You must understand, the NAR has been an abysmal failure. Not to say that there they don't have large church and lots of money; in fact, many large churches and wealthy religious leaders are a part of the NAR. The truth is, the NAR is filled with Word of Faith Prosperity Gospel charlatans, fake faith healers, false prophets, and cultic ministries. Their lunacy and heresy is open and apparent.

And there are those who are exposing this lunacy and heresy, and I've no doubt those exposes are effecting the NAR ministries, as in getting people to leave them (and take their money with them). Books like Counterfeit Revival have no about had their effects.

So, instead of addressing the critics and their claims, this book is essentially Peter Wagner and company telling the people in their NAR ministries that if there are people opposing the NAR and those in it, then those people are under the control of "the religious spirit", and so they should not be listened to, and certainly not taken seriously. "The religious spirit" is the big bad bogeyman, and if you're not careful, if you dare question the apostles and prophets, if you dare doubt that what's going on the NAR is a real move of the Holy Spirit, if you aren't on board with everything the NAR leaders want you to do, well, you've been caught by the big bad "religious spirit" bogeyman.

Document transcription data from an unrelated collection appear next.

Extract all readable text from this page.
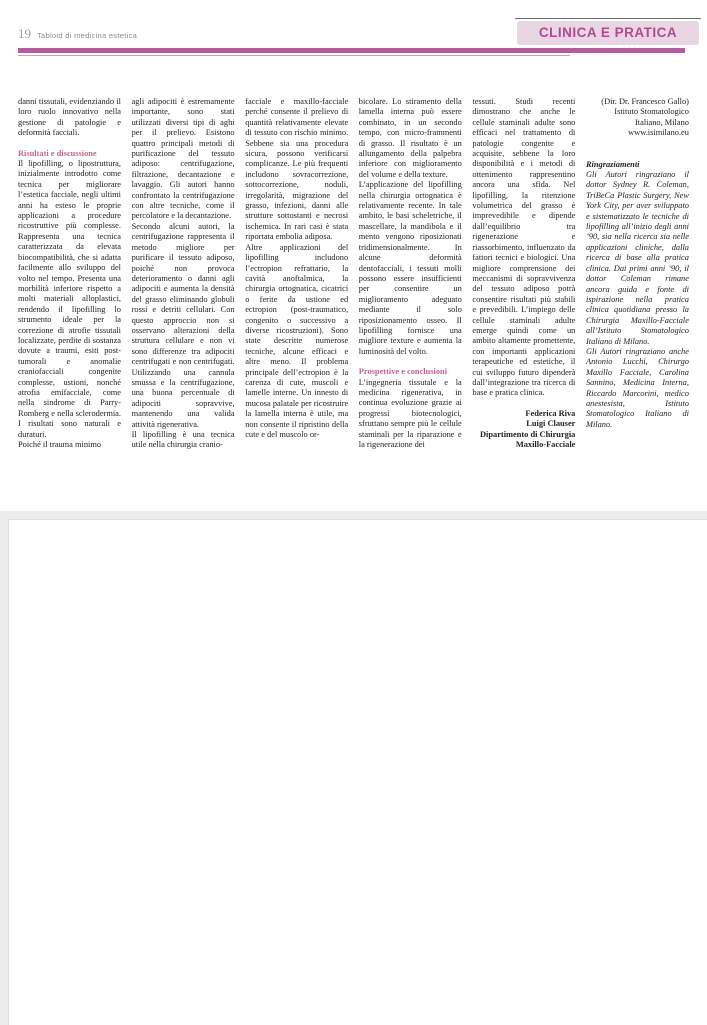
19 Tabloid di medicina estetica	CLINICA E PRATICA

danni tissutali, evidenziando il loro ruolo innovativo nella gestione di patologie e deformità facciali.

Risultati e discussione

Il lipofilling, o lipostruttura, inizialmente introdotto come tecnica per migliorare l’estetica facciale, negli ultimi anni ha esteso le proprie applicazioni a procedure ricostruttive più complesse. Rappresenta una tecnica caratterizzata da elevata biocompatibilità, che si adatta facilmente allo sviluppo del volto nel tempo. Presenta una morbilità inferiore rispetto a molti materiali alloplastici, rendendo il lipofilling lo strumento ideale per la correzione di atrofie tissutali localizzate, perdite di sostanza dovute a traumi, esiti post-tumorali e anomalie craniofacciali congenite complesse, ustioni, nonché atrofia emifacciale, come nella sindrome di Parry-Romberg e nella sclerodermia. I risultati sono naturali e duraturi.

Poiché il trauma minimo

agli adipociti è estremamente importante, sono stati utilizzati diversi tipi di aghi per il prelievo. Esistono quattro principali metodi di purificazione del tessuto adiposo: centrifugazione, filtrazione, decantazione e lavaggio. Gli autori hanno confrontato la centrifugazione con altre tecniche, come il percolatore e la decantazione.

Secondo alcuni autori, la centrifugazione rappresenta il metodo migliore per purificare il tessuto adiposo, poiché non provoca deterioramento o danni agli adipociti e aumenta la densità del grasso eliminando globuli rossi e detriti cellulari. Con questo approccio non si osservano alterazioni della struttura cellulare e non vi sono differenze tra adipociti centrifugati e non centrifugati. Utilizzando una cannula smussa e la centrifugazione, una buona percentuale di adipociti sopravvive, mantenendo una valida attività rigenerativa.

Il lipofilling è una tecnica utile nella chirurgia cranio-

facciale e maxillo-facciale perché consente il prelievo di quantità relativamente elevate di tessuto con rischio minimo. Sebbene sia una procedura sicura, possono verificarsi complicanze. Le più frequenti includono sovracorrezione, sottocorrezione, noduli, irregolarità, migrazione del grasso, infezioni, danni alle strutture sottostanti e necrosi ischemica. In rari casi è stata riportata embolia adiposa.

Altre applicazioni del lipofilling includono l’ectropion refrattario, la cavità anoftalmica, la chirurgia ortognatica, cicatrici o ferite da ustione ed ectropion (post-traumatico, congenito o successivo a diverse ricostruzioni). Sono state descritte numerose tecniche, alcune efficaci e altre meno. Il problema principale dell’ectropion è la carenza di cute, muscoli e lamelle interne. Un innesto di mucosa palatale per ricostruire la lamella interna è utile, ma non consente il ripristino della cute e del muscolo or-

bicolare. Lo stiramento della lamella interna può essere combinato, in un secondo tempo, con micro-frammenti di grasso. Il risultato è un allungamento della palpebra inferiore con miglioramento del volume e della texture.

L’applicazione del lipofilling nella chirurgia ortognatica è relativamente recente. In tale ambito, le basi scheletriche, il mascellare, la mandibola e il mento vengono riposizionati tridimensionalmente. In alcune deformità dentofacciali, i tessuti molli possono essere insufficienti per consentire un miglioramento adeguato mediante il solo riposizionamento osseo. Il lipofilling fornisce una migliore texture e aumenta la luminosità del volto.

Prospettive e conclusioni

L’ingegneria tissutale e la medicina rigenerativa, in continua evoluzione grazie ai progressi biotecnologici, sfruttano sempre più le cellule staminali per la riparazione e la rigenerazione dei

tessuti. Studi recenti dimostrano che anche le cellule staminali adulte sono efficaci nel trattamento di patologie congenite e acquisite, sebbene la loro disponibilità e i metodi di ottenimento rappresentino ancora una sfida. Nel lipofilling, la ritenzione volumetrica del grasso è imprevedibile e dipende dall’equilibrio tra rigenerazione e riassorbimento, influenzato da fattori tecnici e biologici. Una migliore comprensione dei meccanismi di sopravvivenza del tessuto adiposo potrà consentire risultati più stabili e prevedibili. L’impiego delle cellule staminali adulte emerge quindi come un ambito altamente promettente, con importanti applicazioni terapeutiche ed estetiche, il cui sviluppo futuro dipenderà dall’integrazione tra ricerca di base e pratica clinica.

Federica Riva
Luigi Clauser
Dipartimento di Chirurgia
Maxillo-Facciale
(Dir. Dr. Francesco Gallo)
Istituto Stomatologico
Italiano, Milano
www.isimilano.eu
Ringraziamenti

Gli Autori ringraziano il dottor Sydney R. Coleman, TriBeCa Plastic Surgery, New York City, per aver sviluppato e sistematizzato le tecniche di lipofilling all’inizio degli anni ’90, sia nella ricerca sia nelle applicazioni cliniche, dalla ricerca di base alla pratica clinica. Dai primi anni ’90, il dottor Coleman rimane ancora guida e fonte di ispirazione nella pratica clinica quotidiana presso la Chirurgia Maxillo-Facciale all’Istituto Stomatologico Italiano di Milano.

Gli Autori ringraziano anche Antonio Lucchi, Chirurgo Maxillo Facciale, Carolina Sannino, Medicina Interna, Riccardo Marcorini, medico anestesista, Istituto Stomatologico Italiano di Milano.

For my part, when people like the contributors to this book want you to just kowtow to them and not seriously question them, then that's a sure sign that it's time to start asking very serious questions of them, early and often, and even firmly and loudly. When they try to scare you with a made-up thing like a "religious spirit", then it's time to ask what they are trying to scare you away from.